NVIDIA: Copyrighted Books Are Just Statistical Correlations to Our AI Models * TorrentFreak

h6a@beehaw.org · 4 months ago

Why not go full data nihilist and say that every file is just a natural number expressed in binary.

rickyrigatoni@lemm.ee · 4 months ago

Yeah but I legally own this particular number >:E

Daxtron2@startrek.website · 4 months ago

I’m good with that

Steve@communick.news · 4 months ago

What about copyrighted code?
Like for instance, GPU drivers?

FaceDeer@fedia.io · 4 months ago

Yes, that would also be statistical correlations to an AI model. The specific kind of information they’re being trained on doesn’t affect the underlying mechanism of model training.

dustycups@aussie.zone · 4 months ago

I mentioned it before:

If they use any GPL code for their model then any output would be a derived work and a violation of the GPL.

kibiz0r@midwest.social · 4 months ago

Aren’t MP3s just a statistical correlation?

Besides, you really don’t need to zoom in on “but muh license agreement” to roast these AI turds.
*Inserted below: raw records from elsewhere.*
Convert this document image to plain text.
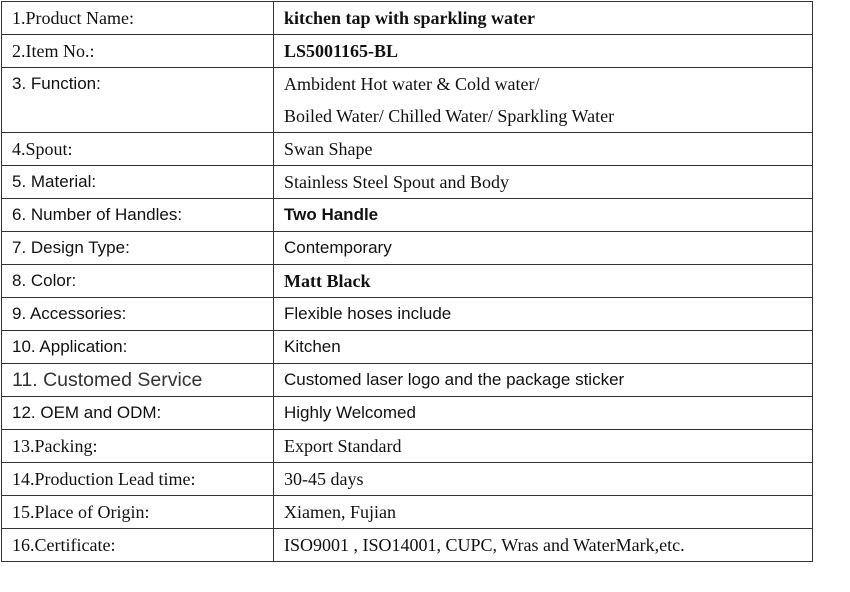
1.Product Name:	kitchen tap with sparkling water
2.Item No.:	LS5001165-BL
3. Function:	Ambident Hot water & Cold water/
Boiled Water/ Chilled Water/ Sparkling Water

4.Spout:	Swan Shape
5. Material:	Stainless Steel Spout and Body
6. Number of Handles:	Two Handle
7. Design Type:	Contemporary
8. Color:	Matt Black
9. Accessories:	Flexible hoses include
10. Application:	Kitchen
11. Customed Service	Customed laser logo and the package sticker
12. OEM and ODM:	Highly Welcomed
13.Packing:	Export Standard
14.Production Lead time:	30-45 days
15.Place of Origin:	Xiamen, Fujian
16.Certificate:	ISO9001 , ISO14001, CUPC, Wras and WaterMark,etc.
They’re very clear: We’re gonna put creatives out of work, we’re gonna sell a unified product to replace them, and we’re gonna use their own labor to build their replacements.

That’s anticompetitive.

Nail em on that instead of trying to thread the needle on reining in the tech lords without damaging e.g. linguistic analysis researchers.

𝕽𝖚𝖆𝖎𝖉𝖍𝖗𝖎𝖌𝖍@midwest.social · 4 months ago

We’re gonna put creatives out of work, we’re gonna sell a unified product to replace them, and we’re gonna use their own labor to build their replacements.

Yes, but: it’s short sighted, and wrong. Until we have a sea change in the LLM/AGI space, “creatives” will be needed for seed data. LLMs that are recursively trained on their own output degrade and produce worse output over time.

The “yes” part is that companies looking to replace paying people for their work, but still hoping that Creative Commons types are still posting online for free harvesting.

Daxtron2@startrek.website · 4 months ago

The tools exist for creatives to use.

todd_bonzalez@lemm.ee · edit-2 17 days ago

deleted by creator

gbin@lemmy.ca · 4 months ago

Copies are just very strong statistical correlations.

CAPSpirou@lemmy.dbzer0.com · 4 months ago

These files are just correlated bits and bytes, nothing more.

Even_Adder@lemmy.dbzer0.com · 4 months ago

Damn, this article is so biased.

FaceDeer@fedia.io · 4 months ago

Seemed pretty fair and fact-based to me. What bias are you seeing?

Even_Adder@lemmy.dbzer0.com · 4 months ago

I think it’s really disingenuous to mention the DeviantArt/Midjourney/Runway AI/Stability AI lawsuit without talking about how most of the infringement claims were dismissed by the judge.